Les personnes dans les établissements de santé sont celles qui risquent le plus de contracter une infection à C. difficile, car elle est souvent associée à ce type d'établissement. L'infection peut se propager dans un hôpital lorsque les mesures de prévention et de contrôle des infections ne sont pas appliquées correctement.

Les personnes les plus vulnérables sont les aînés, les personnes atteintes d'une maladie sous-jacente grave, les gens qui prennent des antibiotiques ou qui subissent une chimiothérapie pour traiter un cancer. En outre, les patients qui prennent un médicament contre un ulcère d'estomac, appelé inhibiteur de la pompe à protons, courent un plus grand risque de contracter une infection à C. difficile.

Quel est le rôle de l'Agence de la santé publique du Canada dans la prévention et la surveillance du C. difficile?

L'ASPC a élaboré des lignes directrices de prévention et de contrôle qui définissent les techniques appropriées de lavage des mains et expliquent la résistance aux antimicrobiens en guise de ressource pour les provinces, les territoires et les organismes de soins de santé. L'Agence a facilité l'examen d'éclosions d'infections à C. difficile dans un certain nombre de provinces et de territoires du Canada.
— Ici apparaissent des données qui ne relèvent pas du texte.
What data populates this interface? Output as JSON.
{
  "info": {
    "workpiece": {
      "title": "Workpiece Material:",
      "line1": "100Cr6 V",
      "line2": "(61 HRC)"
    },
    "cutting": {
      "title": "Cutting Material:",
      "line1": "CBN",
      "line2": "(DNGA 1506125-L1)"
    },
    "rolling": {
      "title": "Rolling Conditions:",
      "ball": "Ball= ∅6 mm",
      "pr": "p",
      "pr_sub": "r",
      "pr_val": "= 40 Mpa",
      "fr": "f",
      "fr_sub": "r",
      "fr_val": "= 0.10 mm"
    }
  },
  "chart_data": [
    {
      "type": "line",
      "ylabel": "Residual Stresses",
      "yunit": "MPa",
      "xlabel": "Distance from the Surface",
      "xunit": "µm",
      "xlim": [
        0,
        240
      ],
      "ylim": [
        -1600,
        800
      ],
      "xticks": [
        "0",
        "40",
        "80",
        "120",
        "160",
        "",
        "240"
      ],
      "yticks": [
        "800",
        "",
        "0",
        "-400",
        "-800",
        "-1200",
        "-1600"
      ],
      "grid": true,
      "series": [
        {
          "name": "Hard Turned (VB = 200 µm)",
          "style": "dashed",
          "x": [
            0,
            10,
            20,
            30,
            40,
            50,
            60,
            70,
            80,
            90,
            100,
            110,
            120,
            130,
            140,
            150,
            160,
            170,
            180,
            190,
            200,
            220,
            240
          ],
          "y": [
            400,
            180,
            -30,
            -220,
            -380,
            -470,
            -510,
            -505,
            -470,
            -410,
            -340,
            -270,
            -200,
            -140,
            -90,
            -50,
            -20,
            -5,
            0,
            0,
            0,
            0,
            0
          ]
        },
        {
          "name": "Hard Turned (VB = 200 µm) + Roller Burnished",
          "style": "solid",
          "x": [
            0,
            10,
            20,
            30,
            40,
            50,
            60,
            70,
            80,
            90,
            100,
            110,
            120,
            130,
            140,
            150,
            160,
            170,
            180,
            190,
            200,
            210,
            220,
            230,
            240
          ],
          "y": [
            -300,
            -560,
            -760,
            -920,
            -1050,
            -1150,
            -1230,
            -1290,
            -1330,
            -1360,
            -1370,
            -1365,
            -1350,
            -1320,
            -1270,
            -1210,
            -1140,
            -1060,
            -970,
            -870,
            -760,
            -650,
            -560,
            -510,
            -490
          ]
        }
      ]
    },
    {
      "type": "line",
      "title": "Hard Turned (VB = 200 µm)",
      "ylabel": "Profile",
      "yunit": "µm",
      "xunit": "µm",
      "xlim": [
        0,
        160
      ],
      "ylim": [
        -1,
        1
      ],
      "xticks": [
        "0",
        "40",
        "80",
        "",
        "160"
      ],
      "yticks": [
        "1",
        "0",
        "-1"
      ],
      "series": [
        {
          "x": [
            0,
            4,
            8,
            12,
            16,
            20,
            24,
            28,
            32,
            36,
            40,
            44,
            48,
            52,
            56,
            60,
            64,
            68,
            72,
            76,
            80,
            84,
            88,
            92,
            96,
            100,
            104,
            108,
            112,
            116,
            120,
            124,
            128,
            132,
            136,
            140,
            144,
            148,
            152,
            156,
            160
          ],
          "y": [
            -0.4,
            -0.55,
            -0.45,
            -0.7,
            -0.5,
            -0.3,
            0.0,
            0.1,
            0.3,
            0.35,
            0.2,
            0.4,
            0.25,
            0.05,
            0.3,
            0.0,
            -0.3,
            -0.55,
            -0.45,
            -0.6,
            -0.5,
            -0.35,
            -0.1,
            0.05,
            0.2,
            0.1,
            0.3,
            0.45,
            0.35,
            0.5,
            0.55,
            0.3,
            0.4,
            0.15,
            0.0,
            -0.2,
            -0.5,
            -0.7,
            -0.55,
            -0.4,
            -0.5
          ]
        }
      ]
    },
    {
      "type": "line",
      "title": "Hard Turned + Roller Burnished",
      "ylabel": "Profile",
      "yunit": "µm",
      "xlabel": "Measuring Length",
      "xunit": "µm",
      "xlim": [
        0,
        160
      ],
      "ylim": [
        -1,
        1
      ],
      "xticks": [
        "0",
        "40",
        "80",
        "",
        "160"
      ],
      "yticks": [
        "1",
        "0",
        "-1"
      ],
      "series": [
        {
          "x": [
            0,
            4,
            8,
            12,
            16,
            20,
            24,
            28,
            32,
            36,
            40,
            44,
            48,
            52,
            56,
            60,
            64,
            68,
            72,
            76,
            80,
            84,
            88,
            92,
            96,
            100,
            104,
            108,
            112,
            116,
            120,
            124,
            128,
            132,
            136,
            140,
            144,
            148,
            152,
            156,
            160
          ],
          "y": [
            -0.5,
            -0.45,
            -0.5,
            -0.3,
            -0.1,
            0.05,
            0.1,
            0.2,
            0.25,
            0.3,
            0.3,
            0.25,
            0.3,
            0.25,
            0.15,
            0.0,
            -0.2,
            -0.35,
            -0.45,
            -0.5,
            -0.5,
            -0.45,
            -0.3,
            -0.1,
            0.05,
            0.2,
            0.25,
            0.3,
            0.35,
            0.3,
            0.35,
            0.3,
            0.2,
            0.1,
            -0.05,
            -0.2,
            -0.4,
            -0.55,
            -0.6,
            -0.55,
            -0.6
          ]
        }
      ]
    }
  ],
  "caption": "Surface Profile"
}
En 2009, afin de mieux comprendre les profils de risque et les tendances de l'infection au Canada, le C. difficile a été placé, avec l'accord des gouvernements fédéral, provinciaux et territoriaux, sur la liste des maladies à déclaration obligatoire faisant l'objet d'une surveillance nationale. L'ASPC collabore étroitement avec ses partenaires des provinces et des territoires afin de surveiller et de contrôler les infections à C. difficile à l'échelle du Canada.
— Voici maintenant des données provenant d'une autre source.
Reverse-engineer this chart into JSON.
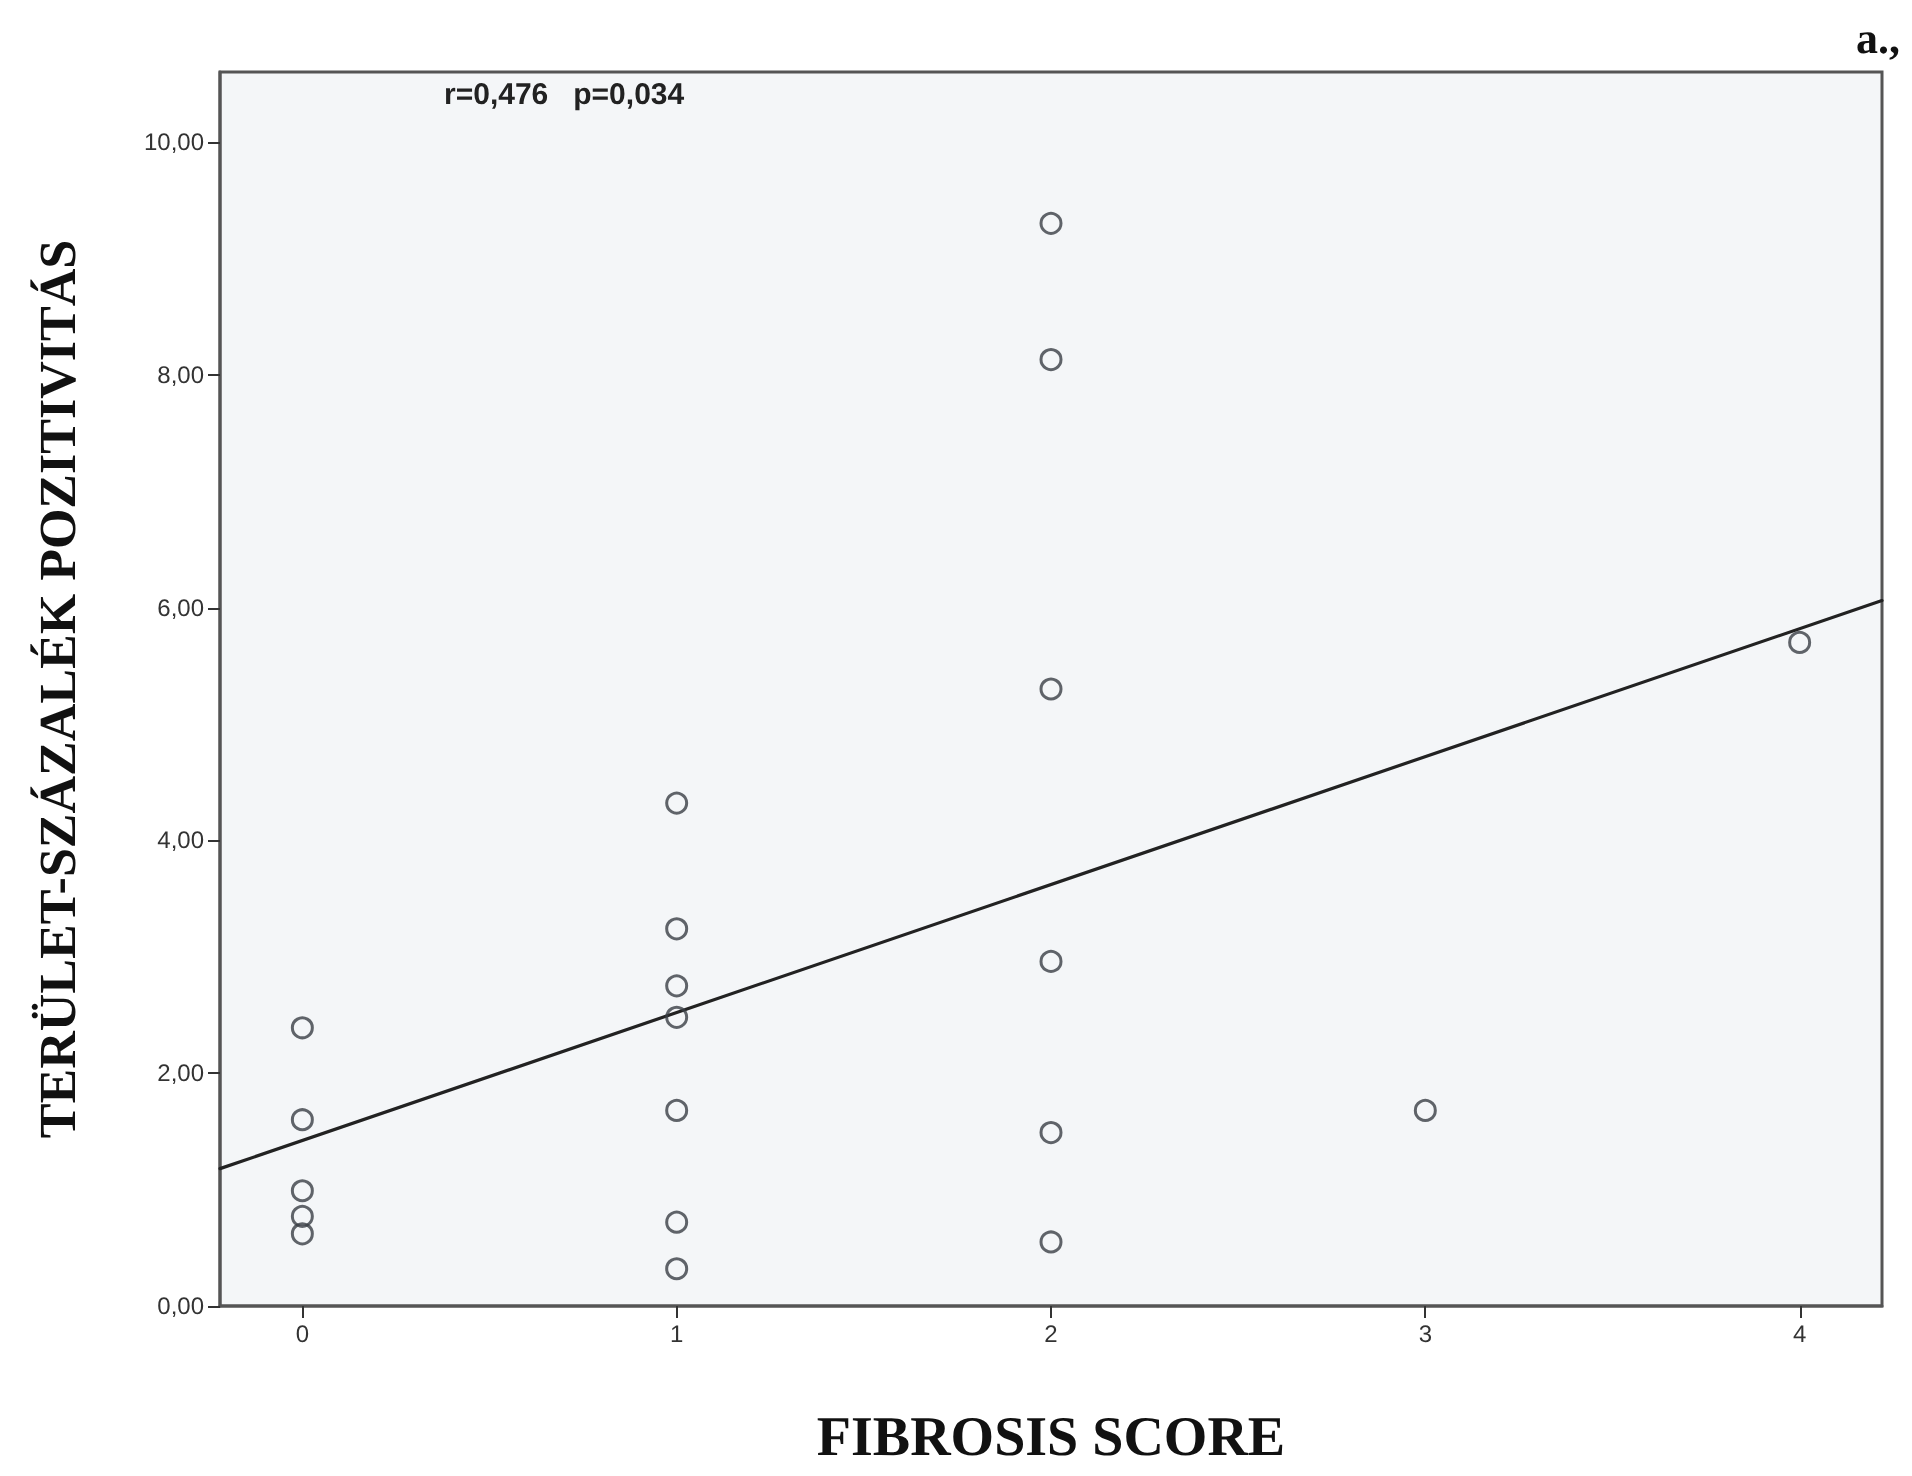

En outre, l'ASPC dirige le Programme canadien de surveillance des infections nosocomiales (PCSIN). Ce programme, auquel participent plus de 50 hôpitaux, vise à assurer une surveillance nationale des infections nosocomiales dans les dix provinces canadiennes. Les hôpitaux participants déclarent tous les cas d'infection à C. difficile. De plus, des questionnaires détaillés sur le patient et des échantillons de selles sont recueillis chaque mois de mars et d'avril afin de pouvoir comprendre les souches qui circulent dans les hôpitaux et la gravité de la maladie qu'elles causent. De plus, des vérifications périodiques visant tous les hôpitaux du Canada sont réalisées afin de mieux comprendre les mesures de prévention et de contrôle des infections qui y sont appliquées pour le C. difficile. Toutes les données recueillies servent à guider et à améliorer les activités de surveillance de l'ASPC ainsi que les lignes directrices de prévention et de contrôle des infections à C. difficile.

Le Laboratoire national de microbiologie (LNM) fournit des services de référence aux hôpitaux ou aux laboratoires provinciaux de santé publique qui ont besoin d'aide pour identifier et faire le typage d'isolats. Ils offrent également du soutien aux laboratoires vétérinaires afin d'éventuellement évaluer la transmission zoonotique du C. difficile toxicogénique.